Pour Humberto De Sousa, représentant de la CFDT chez Sanofi, reste cependant à savoir « si les engagements tiendront si le conseil d’administration bascule côté américain ».

Selon le syndicaliste, la direction de Sanofi « n’a pas bougé d’un iota, elle a toujours l’intention de vendre (et déroule le plan, quelles que soient les injonctions du gouvernement », regrette-t-il.

Entrer au capital

Présent via l’Agence des participations de l’État (APE) au capital de 85 entreprises, l’État n’exclut pas de prendre une participation dans Sanofi. Le gouvernement est prêt à étudier « une prise de participation », a avancé mardi Antoine Armand devant les députés.

Dans un récent entretien à l’AFP, le patron de l’APE, Alexis Zajdenweber, a rappelé que l’État avait vocation à intervenir dans les entreprises « essentielles à la souveraineté nationale », « les grandes entreprises qui jouent un rôle pour l’intérêt général » ou les entreprises en difficulté « qui présentent un risque systémique ».

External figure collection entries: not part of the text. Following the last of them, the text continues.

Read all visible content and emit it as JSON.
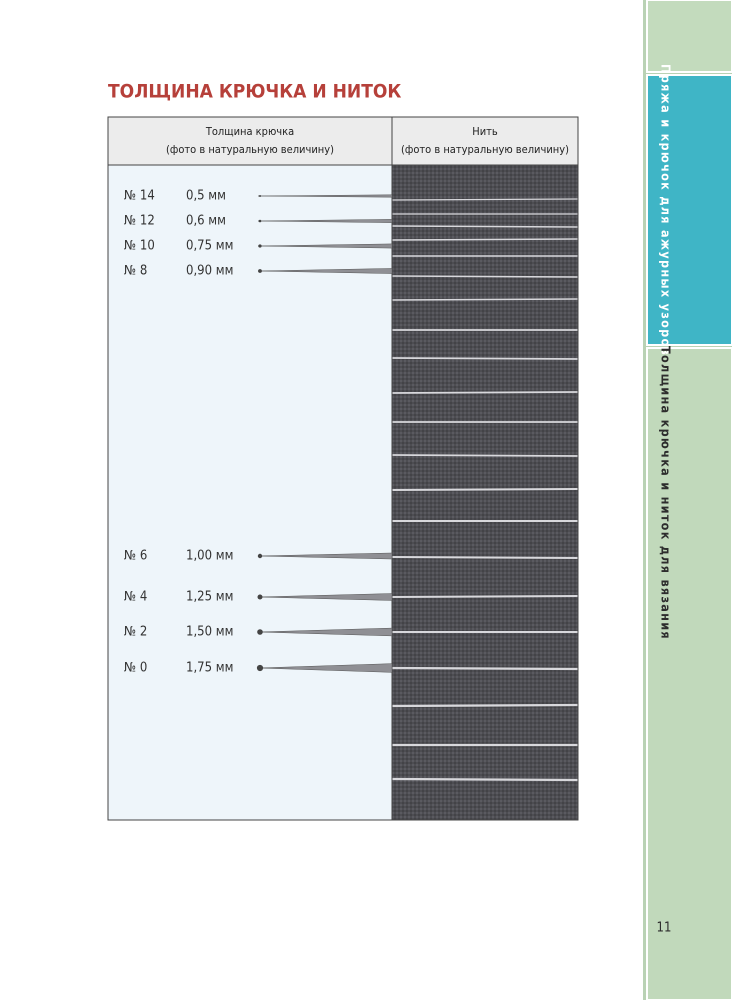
{
  "header": {
    "title": "ТОЛЩИНА КРЮЧКА И НИТОК"
  },
  "table": {
    "columns": [
      {
        "title": "Толщина крючка",
        "subtitle": "(фото в натуральную величину)"
      },
      {
        "title": "Нить",
        "subtitle": "(фото в натуральную величину)"
      }
    ],
    "rows": [
      {
        "number": "№ 14",
        "size": "0,5 мм"
      },
      {
        "number": "№ 12",
        "size": "0,6 мм"
      },
      {
        "number": "№ 10",
        "size": "0,75 мм"
      },
      {
        "number": "№ 8",
        "size": "0,90 мм"
      },
      {
        "number": "№ 6",
        "size": "1,00 мм"
      },
      {
        "number": "№ 4",
        "size": "1,25 мм"
      },
      {
        "number": "№ 2",
        "size": "1,50 мм"
      },
      {
        "number": "№ 0",
        "size": "1,75 мм"
      }
    ]
  },
  "sidebar": {
    "tabs": [
      "Пряжа и крючок для ажурных узоров",
      "Толщина крючка и ниток для вязания"
    ],
    "page_number": "11"
  }
}
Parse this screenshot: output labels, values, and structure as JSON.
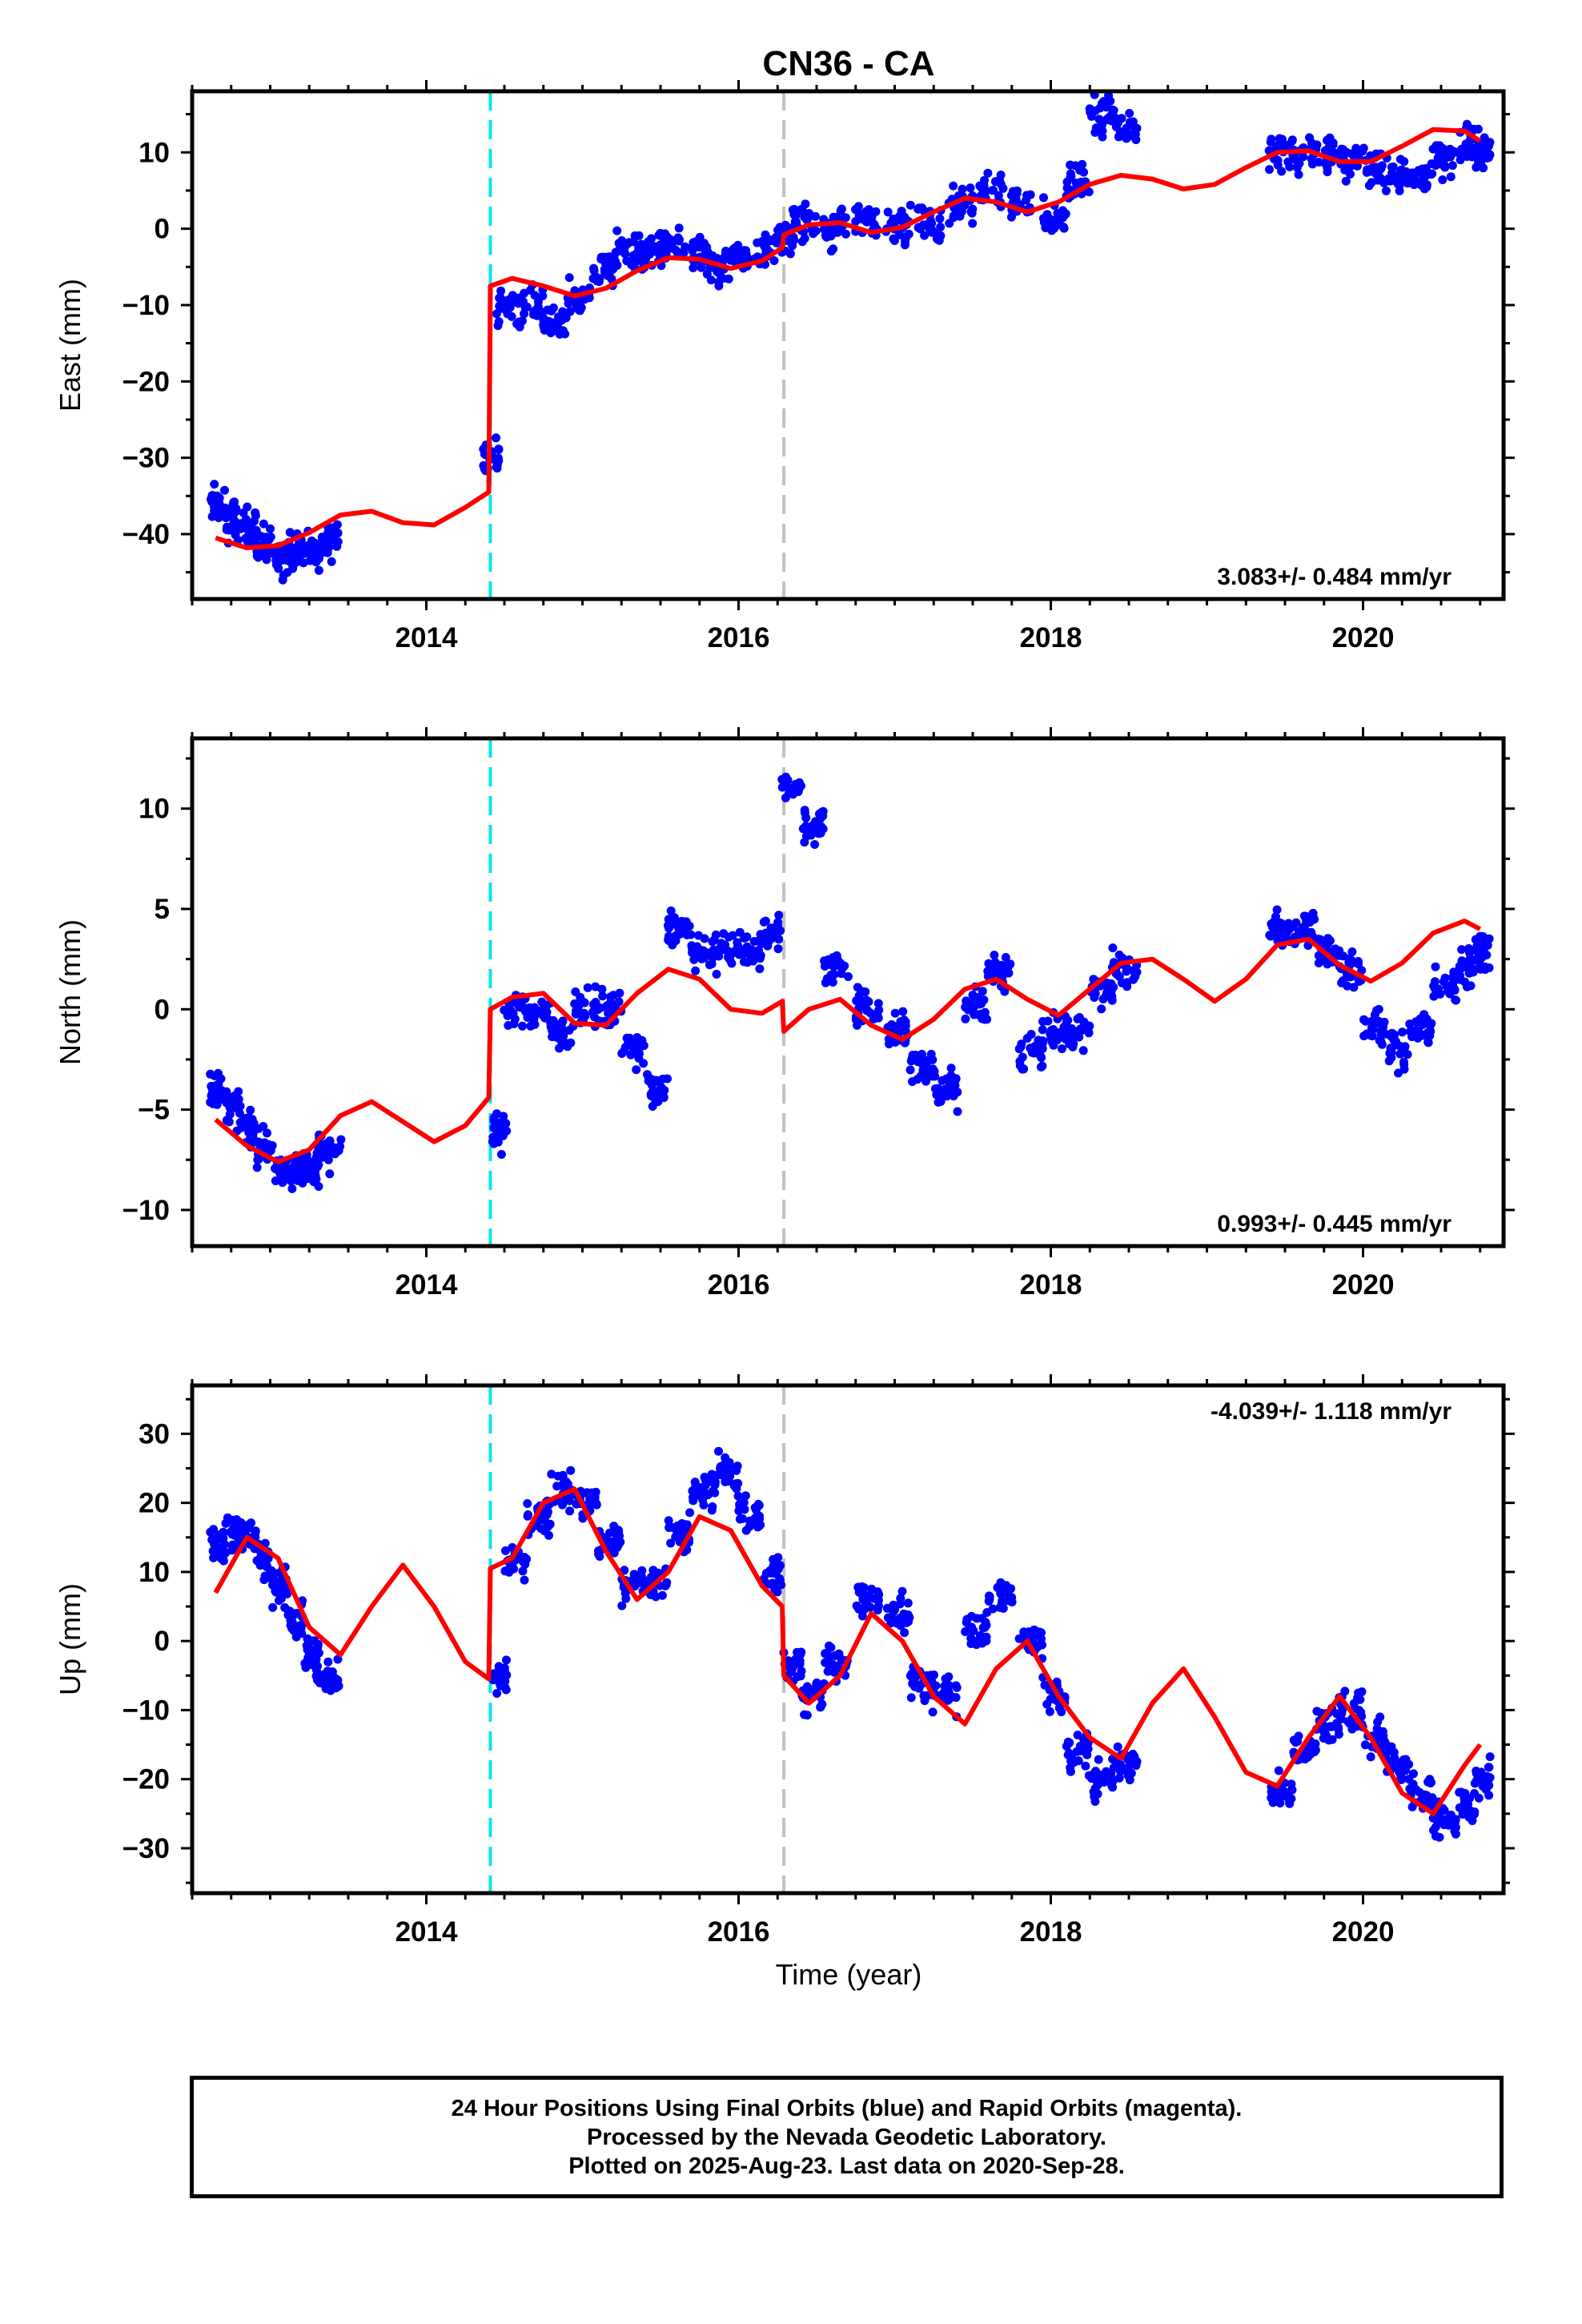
{
  "title": "CN36 - CA",
  "xlabel": "Time (year)",
  "footer": {
    "line1": "24 Hour Positions Using Final Orbits (blue) and Rapid Orbits (magenta).",
    "line2": "Processed by the Nevada Geodetic Laboratory.",
    "line3": "Plotted on 2025-Aug-23. Last data on 2020-Sep-28."
  },
  "colors": {
    "data": "#0000ff",
    "model": "#ff0000",
    "equipment_change": "#00e5e5",
    "other_event": "#c0c0c0",
    "frame": "#000000"
  },
  "chart_data": [
    {
      "type": "scatter",
      "title": "CN36 - CA",
      "ylabel": "East (mm)",
      "xlabel": "",
      "xlim": [
        2012.5,
        2020.9
      ],
      "ylim": [
        -48.5,
        18
      ],
      "xticks": [
        2014,
        2016,
        2018,
        2020
      ],
      "yticks": [
        -40,
        -30,
        -20,
        -10,
        0,
        10
      ],
      "rate_label": "3.083+/- 0.484 mm/yr",
      "rate_position": "bottom-right",
      "events": [
        {
          "x": 2014.41,
          "kind": "equipment_change"
        },
        {
          "x": 2016.29,
          "kind": "other_event"
        }
      ],
      "data_series": {
        "name": "Final Orbits",
        "x": [
          2012.65,
          2012.75,
          2012.85,
          2012.95,
          2013.05,
          2013.15,
          2013.25,
          2013.35,
          2014.4,
          2014.5,
          2014.65,
          2014.8,
          2014.95,
          2015.1,
          2015.25,
          2015.4,
          2015.55,
          2015.7,
          2015.85,
          2016.0,
          2016.15,
          2016.28,
          2016.4,
          2016.6,
          2016.8,
          2017.0,
          2017.2,
          2017.4,
          2017.6,
          2017.8,
          2018.0,
          2018.15,
          2018.3,
          2018.45,
          2019.45,
          2019.6,
          2019.75,
          2019.9,
          2020.05,
          2020.2,
          2020.35,
          2020.5,
          2020.65,
          2020.75
        ],
        "y": [
          -36,
          -38,
          -39,
          -41,
          -43,
          -42,
          -42,
          -41,
          -30,
          -10,
          -10,
          -12,
          -9,
          -5,
          -3,
          -3,
          -2,
          -3,
          -5,
          -4,
          -3,
          -1,
          1,
          0,
          1,
          0,
          1,
          3,
          5,
          3,
          1,
          6,
          15,
          13,
          10,
          10,
          10,
          9,
          8,
          7,
          7,
          9,
          11,
          10
        ]
      },
      "model_series": {
        "name": "Model",
        "x": [
          2012.65,
          2012.85,
          2013.05,
          2013.25,
          2013.45,
          2013.65,
          2013.85,
          2014.05,
          2014.25,
          2014.4,
          2014.41,
          2014.55,
          2014.75,
          2014.95,
          2015.15,
          2015.35,
          2015.55,
          2015.75,
          2015.95,
          2016.15,
          2016.28,
          2016.29,
          2016.45,
          2016.65,
          2016.85,
          2017.05,
          2017.25,
          2017.45,
          2017.65,
          2017.85,
          2018.05,
          2018.25,
          2018.45,
          2018.65,
          2018.85,
          2019.05,
          2019.25,
          2019.45,
          2019.65,
          2019.85,
          2020.05,
          2020.25,
          2020.45,
          2020.65,
          2020.75
        ],
        "y": [
          -40.5,
          -41.8,
          -41.5,
          -39.8,
          -37.5,
          -37,
          -38.5,
          -38.8,
          -36.5,
          -34.5,
          -7.5,
          -6.5,
          -7.5,
          -8.8,
          -7.8,
          -5.5,
          -3.8,
          -4,
          -5.2,
          -4.2,
          -2.5,
          -0.8,
          0.5,
          0.8,
          -0.5,
          0.2,
          2.2,
          4,
          3.5,
          2.2,
          3.5,
          5.8,
          7,
          6.5,
          5.2,
          5.8,
          8,
          10,
          10.2,
          8.8,
          8.8,
          10.8,
          13,
          12.8,
          11.5
        ]
      }
    },
    {
      "type": "scatter",
      "ylabel": "North (mm)",
      "xlabel": "",
      "xlim": [
        2012.5,
        2020.9
      ],
      "ylim": [
        -11.8,
        13.5
      ],
      "xticks": [
        2014,
        2016,
        2018,
        2020
      ],
      "yticks": [
        -10,
        -5,
        0,
        5,
        10
      ],
      "rate_label": "0.993+/- 0.445 mm/yr",
      "rate_position": "bottom-right",
      "events": [
        {
          "x": 2014.41,
          "kind": "equipment_change"
        },
        {
          "x": 2016.29,
          "kind": "other_event"
        }
      ],
      "data_series": {
        "name": "Final Orbits",
        "x": [
          2012.65,
          2012.75,
          2012.85,
          2012.95,
          2013.05,
          2013.15,
          2013.25,
          2013.35,
          2014.45,
          2014.55,
          2014.7,
          2014.85,
          2015.0,
          2015.15,
          2015.3,
          2015.45,
          2015.6,
          2015.75,
          2015.9,
          2016.05,
          2016.2,
          2016.32,
          2016.45,
          2016.6,
          2016.8,
          2017.0,
          2017.15,
          2017.3,
          2017.5,
          2017.65,
          2017.85,
          2018.0,
          2018.15,
          2018.3,
          2018.45,
          2019.45,
          2019.6,
          2019.75,
          2019.9,
          2020.05,
          2020.2,
          2020.35,
          2020.5,
          2020.65,
          2020.75
        ],
        "y": [
          -4,
          -5,
          -6,
          -7,
          -8,
          -8,
          -8,
          -7,
          -6,
          0,
          0,
          -1,
          0,
          0,
          -2,
          -4,
          4,
          3,
          3,
          3,
          4,
          11,
          9,
          2,
          0,
          -1,
          -3,
          -4,
          0,
          2,
          -2,
          -1,
          -1,
          1,
          2,
          4,
          4,
          3,
          2,
          -1,
          -2,
          -1,
          1,
          2,
          3
        ]
      },
      "model_series": {
        "name": "Model",
        "x": [
          2012.65,
          2012.85,
          2013.05,
          2013.25,
          2013.45,
          2013.65,
          2013.85,
          2014.05,
          2014.25,
          2014.4,
          2014.41,
          2014.55,
          2014.75,
          2014.95,
          2015.15,
          2015.35,
          2015.55,
          2015.75,
          2015.95,
          2016.15,
          2016.28,
          2016.29,
          2016.45,
          2016.65,
          2016.85,
          2017.05,
          2017.25,
          2017.45,
          2017.65,
          2017.85,
          2018.05,
          2018.25,
          2018.45,
          2018.65,
          2018.85,
          2019.05,
          2019.25,
          2019.45,
          2019.65,
          2019.85,
          2020.05,
          2020.25,
          2020.45,
          2020.65,
          2020.75
        ],
        "y": [
          -5.5,
          -6.8,
          -7.6,
          -7,
          -5.3,
          -4.6,
          -5.6,
          -6.6,
          -5.8,
          -4.4,
          0,
          0.6,
          0.8,
          -0.7,
          -0.8,
          0.8,
          2,
          1.5,
          0,
          -0.2,
          0.4,
          -1.1,
          0,
          0.5,
          -0.8,
          -1.5,
          -0.5,
          1,
          1.5,
          0.5,
          -0.3,
          1,
          2.3,
          2.5,
          1.5,
          0.4,
          1.5,
          3.2,
          3.5,
          2.2,
          1.4,
          2.3,
          3.8,
          4.4,
          4
        ]
      }
    },
    {
      "type": "scatter",
      "ylabel": "Up (mm)",
      "xlabel": "Time (year)",
      "xlim": [
        2012.5,
        2020.9
      ],
      "ylim": [
        -36.5,
        37
      ],
      "xticks": [
        2014,
        2016,
        2018,
        2020
      ],
      "yticks": [
        -30,
        -20,
        -10,
        0,
        10,
        20,
        30
      ],
      "rate_label": "-4.039+/- 1.118 mm/yr",
      "rate_position": "top-right",
      "events": [
        {
          "x": 2014.41,
          "kind": "equipment_change"
        },
        {
          "x": 2016.29,
          "kind": "other_event"
        }
      ],
      "data_series": {
        "name": "Final Orbits",
        "x": [
          2012.65,
          2012.75,
          2012.85,
          2012.95,
          2013.05,
          2013.15,
          2013.25,
          2013.35,
          2014.45,
          2014.55,
          2014.7,
          2014.85,
          2015.0,
          2015.15,
          2015.3,
          2015.45,
          2015.6,
          2015.75,
          2015.9,
          2016.05,
          2016.2,
          2016.32,
          2016.45,
          2016.6,
          2016.8,
          2017.0,
          2017.15,
          2017.3,
          2017.5,
          2017.65,
          2017.85,
          2018.0,
          2018.15,
          2018.3,
          2018.45,
          2019.45,
          2019.6,
          2019.75,
          2019.9,
          2020.05,
          2020.2,
          2020.35,
          2020.5,
          2020.65,
          2020.75
        ],
        "y": [
          14,
          16,
          15,
          12,
          8,
          3,
          -2,
          -5,
          -5,
          12,
          18,
          22,
          20,
          14,
          8,
          8,
          16,
          22,
          24,
          18,
          10,
          -3,
          -8,
          -3,
          6,
          4,
          -6,
          -8,
          2,
          6,
          0,
          -8,
          -16,
          -20,
          -18,
          -22,
          -16,
          -12,
          -10,
          -14,
          -18,
          -22,
          -26,
          -24,
          -20
        ]
      },
      "model_series": {
        "name": "Model",
        "x": [
          2012.65,
          2012.85,
          2013.05,
          2013.25,
          2013.45,
          2013.65,
          2013.85,
          2014.05,
          2014.25,
          2014.4,
          2014.41,
          2014.55,
          2014.75,
          2014.95,
          2015.15,
          2015.35,
          2015.55,
          2015.75,
          2015.95,
          2016.15,
          2016.28,
          2016.29,
          2016.45,
          2016.65,
          2016.85,
          2017.05,
          2017.25,
          2017.45,
          2017.65,
          2017.85,
          2018.05,
          2018.25,
          2018.45,
          2018.65,
          2018.85,
          2019.05,
          2019.25,
          2019.45,
          2019.65,
          2019.85,
          2020.05,
          2020.25,
          2020.45,
          2020.65,
          2020.75
        ],
        "y": [
          7,
          15,
          12,
          2,
          -2,
          5,
          11,
          5,
          -3,
          -5.5,
          10.5,
          12,
          20,
          22,
          13,
          6,
          10,
          18,
          16,
          8,
          5,
          -5,
          -9,
          -5,
          4,
          0,
          -8,
          -12,
          -4,
          0,
          -8,
          -14,
          -17,
          -9,
          -4,
          -11,
          -19,
          -21,
          -14,
          -8,
          -14,
          -22,
          -25,
          -18,
          -15
        ]
      }
    }
  ]
}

Si la nécessité de maintenir la souveraineté sanitaire française a été invoquée dans les débats autour de la cession du contrôle d’Opella, l’État n’est guère présent au capital d’entreprises du secteur de la santé ou de l’industrie pharmaceutique.

Principalement investie dans les secteurs de l’énergie (EDF, Engie…), de la défense (Dassault, Thales…) ou des transports (SNCF), l’APE revendique une approche « pragmatique », selon Alexis Zajdenweber.

« L’État intervient lorsque l’investisseur privé ne peut pas ou ne veut pas jouer un rôle comme l’État le juge nécessaire », développe-t-il.

Bloquer l’opération

Dans certains secteurs stratégiques (défense, énergie, technologie…), la direction générale du Trésor peut contrôler les investissements étrangers, à condition que l’investisseur ne soit pas européen et franchisse le seuil de 10 % des droits de vote d’une société cotée.

Selon Antoine Armand, « l’ensemble de la procédure de contrôle des investissements étrangers » en France sera mobilisée si la vente devait être confirmée.

Cependant, pour Vincent Brenot, avocat associé du cabinet August Debouzy, « juridiquement, il est loin d’être acquis que cette opération entre dans le champ d’application du contrôle des investissements étrangers ».

« Acquérir une entreprise qui fabrique un produit largement produit par d’autres opérateurs français ne remet pas en cause, de mon point de vue, la protection de la santé publique au niveau national », ajoute-t-il auprès de l’AFP.

En 2023, Bercy a été saisi de 309 dossiers au titre du contrôle des investissements étrangers. 120 opérations ont été soit bloquées, soit déclarées inéligibles à la procédure de contrôle des investissements étrangers en France.